David è fidanzato con la bella Hella, arrivando addirittura a chiederle di sposarlo. Inizialmente la donna ha bisogno di tempo, e così, fin dai primi capitoli del romanzo, il protagonista dichiara che la sua amata – o presunta tale – si è recata in Spagna per pensare alla loro storia d’amore, al loro possibile sviluppo.

È proprio in questo frangente che David incontra Giovanni, in una Parigi notturna e caratterizzata da un’atmosfera libertina, nella quale l’americano può finalmente dimenticare tabù e censure tipiche di un’epoca e di una realtà da cui ormai è necessario allontanarsi, salvo non conoscere mai, finalmente, sé stesso.

Il titolo del romanzo chiarisce fin da subito il cronotopo elettivo del romanzo. La città di Parigi quasi viene posta in secondo piano, sostituita dalla camera di Giovanni, une petite chambre de bonne che diventa il luogo emblematico della nuova relazione – anche se è difficile definire il complicato rapporto tra i due ragazzi, ma forse non è neanche necessario – tra David e Giovanni.

La stanza di Giovanni, costruito tramite continui flashback e analissi, ha al centro della compagine romanzesca la figura di David e le sue angosce, le sue paure e lei sue confessioni considerate, fino all’incontro con Giovanni, segreti da cui fuggire. Il ragazzo americano è diviso tra Hella, che assurge a simbolo della vie americaine plein de normalité e Giovanni, che invece è trasgressione, ribellione, pura passione istintiva. La stessa forza, accompagnata da una disperazione strutturale nella sua vita, che lo porterà ad uccidere un uomo, il suo datore di lavoro, arrivando quindi alla condanna da cui prende avvio la confessione – e la presa di consapevolezza, alla fine del romanzo – di David.

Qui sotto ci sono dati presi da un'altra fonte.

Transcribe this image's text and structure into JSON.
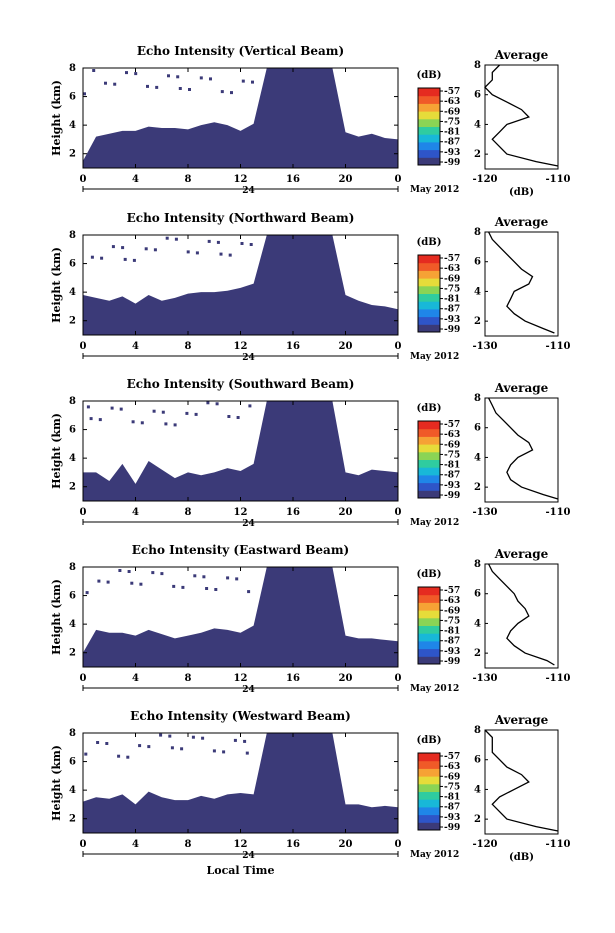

Il romanzo di Baldwin – autore di cui Fandango sta ripubblicando gran parte dell’opera, altrimenti fuori catalogo da anni – è un romanzo estremamente moderno, soprattutto in un periodo storico in cui viene troppe volte messa in discussione la difesa della propria identità, volendo per forza conformare gli esseri umani sotto etichette e sottogruppi da contenere in un grande insieme considerato normale. La vicenda di David, nonostante la parabola angosciosamente tragica, insegna che la difesa, e poi la conquista, della propria identità implica una lotta dolorosa, certo, però necessaria per giungere alla presa di coscienza di chi si è realmente.

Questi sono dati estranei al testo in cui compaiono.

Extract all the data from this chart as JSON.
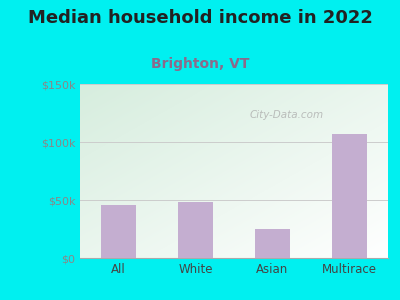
{
  "title": "Median household income in 2022",
  "subtitle": "Brighton, VT",
  "categories": [
    "All",
    "White",
    "Asian",
    "Multirace"
  ],
  "values": [
    46000,
    48000,
    25000,
    107000
  ],
  "bar_color": "#c4aed0",
  "ylim": [
    0,
    150000
  ],
  "yticks": [
    0,
    50000,
    100000,
    150000
  ],
  "ytick_labels": [
    "$0",
    "$50k",
    "$100k",
    "$150k"
  ],
  "title_fontsize": 13,
  "subtitle_fontsize": 10,
  "title_color": "#222222",
  "subtitle_color": "#8b6a8b",
  "bg_outer": "#00f0f0",
  "watermark": "City-Data.com",
  "xlabel_color": "#444444",
  "tick_color": "#888888",
  "grid_color": "#cccccc",
  "plot_bg_topleft": "#d5eedd",
  "plot_bg_white": "#ffffff"
}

Occorre anche contestualizzare l’uscita negli anni ’50 di un romanzo che tratta le tematiche contenute ne La stanza di Giovanni. Scelta fondamentale, considerando il contesto dell’epoca, quella della forma della confessione: «[…] la forma stessa della confessione, in un periodo in cui tanta parte di ciò che riguardava il sesso e le motivazioni sessuali veniva celato e oscurato, può avere un’intensità speciale e bruciante» [6].

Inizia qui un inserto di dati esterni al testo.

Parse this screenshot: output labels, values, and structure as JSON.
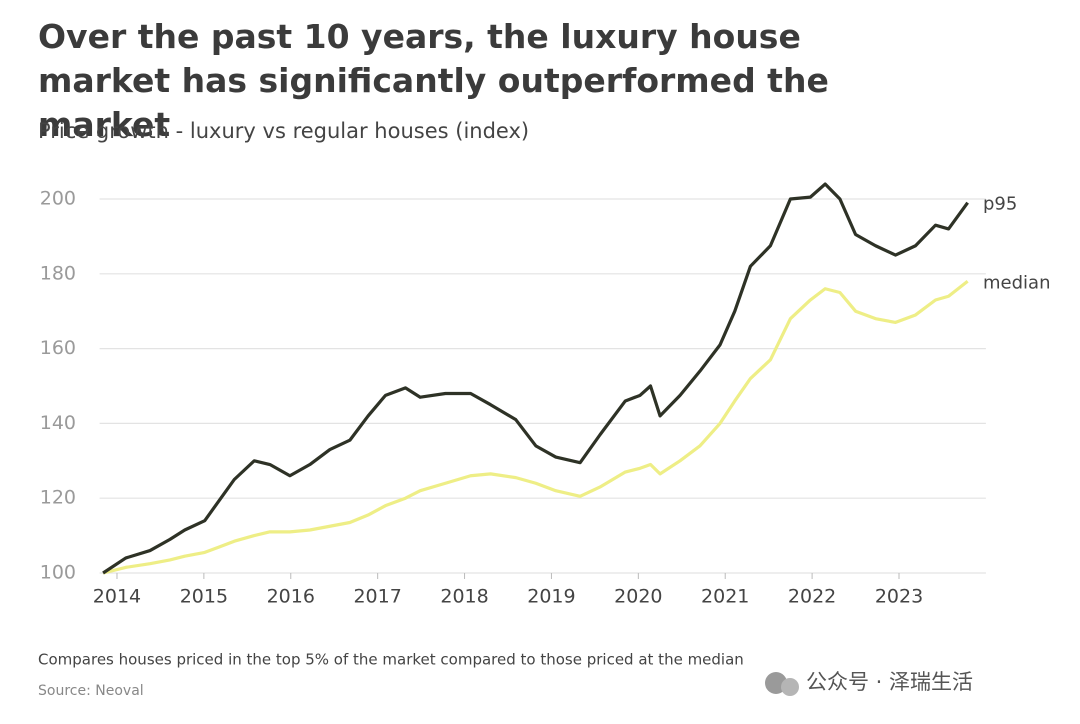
{
  "chart_data": {
    "type": "line",
    "title": "Over the past 10 years, the luxury house market has significantly outperformed the market",
    "subtitle": "Price growth - luxury vs regular houses (index)",
    "footnote": "Compares houses priced in the top 5% of the market compared to those priced at the median",
    "source": "Source: Neoval",
    "watermark": "公众号 · 泽瑞生活",
    "x": [
      2013.84,
      2014.1,
      2014.38,
      2014.61,
      2014.78,
      2015.01,
      2015.18,
      2015.35,
      2015.58,
      2015.76,
      2015.99,
      2016.22,
      2016.45,
      2016.68,
      2016.89,
      2017.09,
      2017.32,
      2017.49,
      2017.78,
      2018.07,
      2018.3,
      2018.59,
      2018.82,
      2019.05,
      2019.33,
      2019.56,
      2019.85,
      2020.02,
      2020.14,
      2020.25,
      2020.48,
      2020.71,
      2020.94,
      2021.11,
      2021.29,
      2021.52,
      2021.75,
      2021.98,
      2022.15,
      2022.32,
      2022.5,
      2022.73,
      2022.96,
      2023.19,
      2023.42,
      2023.57,
      2023.79
    ],
    "series": [
      {
        "name": "p95",
        "color": "#2e3226",
        "values": [
          100,
          104,
          106,
          109,
          111.5,
          114,
          119.5,
          125,
          130,
          129,
          126,
          129,
          133,
          135.5,
          142,
          147.5,
          149.5,
          147,
          148,
          148,
          145,
          141,
          134,
          131,
          129.5,
          137,
          146,
          147.5,
          150,
          142,
          147.5,
          154,
          161,
          170,
          182,
          187.5,
          200,
          200.5,
          204,
          200,
          190.5,
          187.5,
          185,
          187.5,
          193,
          192,
          199
        ]
      },
      {
        "name": "median",
        "color": "#eeee86",
        "values": [
          100,
          101.5,
          102.5,
          103.5,
          104.5,
          105.5,
          107,
          108.5,
          110,
          111,
          111,
          111.5,
          112.5,
          113.5,
          115.5,
          118,
          120,
          122,
          124,
          126,
          126.5,
          125.5,
          124,
          122,
          120.5,
          123,
          127,
          128,
          129,
          126.5,
          130,
          134,
          140,
          146,
          152,
          157,
          168,
          173,
          176,
          175,
          170,
          168,
          167,
          169,
          173,
          174,
          178
        ]
      }
    ],
    "xlim": [
      2013.8,
      2024.0
    ],
    "xticks": [
      2014,
      2015,
      2016,
      2017,
      2018,
      2019,
      2020,
      2021,
      2022,
      2023
    ],
    "ylim": [
      100,
      200
    ],
    "yticks": [
      100,
      120,
      140,
      160,
      180,
      200
    ],
    "grid": true
  }
}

Baldwin, uno degli esponenti più autorevoli del movimento per i diritti civili, con il suo secondo romanzo non solo e non tanto ha voluto raccontare una storia di omosessualità, quanto piuttosto ha voluto parlare «[…] di ciò che succede quando hai talmente tanta paura da finire con non l’essere più in grado di amare nessuno» [7]. La stanza di Giovanni è quindi un romanzo che racconta universalmente di amore, di presa di consapevolezza, di conoscenza di sé stessi. Per completare però un percorso di formazione sono necessarie anche le ferite e nel romanzo di Baldwin la tragedia finale di Giovanni, giustiziato, segna l’avvio, seppur drammatico e melanconico, della nuova vita del protagonista, di David che finalmente ha capito di poter amare, indipendentemente dai pregiudizi più severi, i suoi.

Alessandro Crea


[1] J. Baldwin, A Question of Identity, 1954. Tratto da C. Tóibín, Le spietate confessioni della Stanza di Giovanni, postfazione a J. Baldwin, La stanza di Giovanni, Roma, Fandango, 2017, p. 207
[2] Dall’aletta editoriale del romanzo (Fandango, 2017)
[3] J. Baldwin, La stanza di Giovanni, op. cit., p. 32
[4] C. Tóibín, Le spietate confessioni della Stanza di Giovanni, op. cit., p. 215
[5] J. Baldwin, La stanza di Giovanni, op. cit., p. 14
[6] C. Tóibín, Le spietate confessioni della Stanza di Giovanni, op. cit, p. 213
[7] Da un’intervista di James Baldwin del 1980.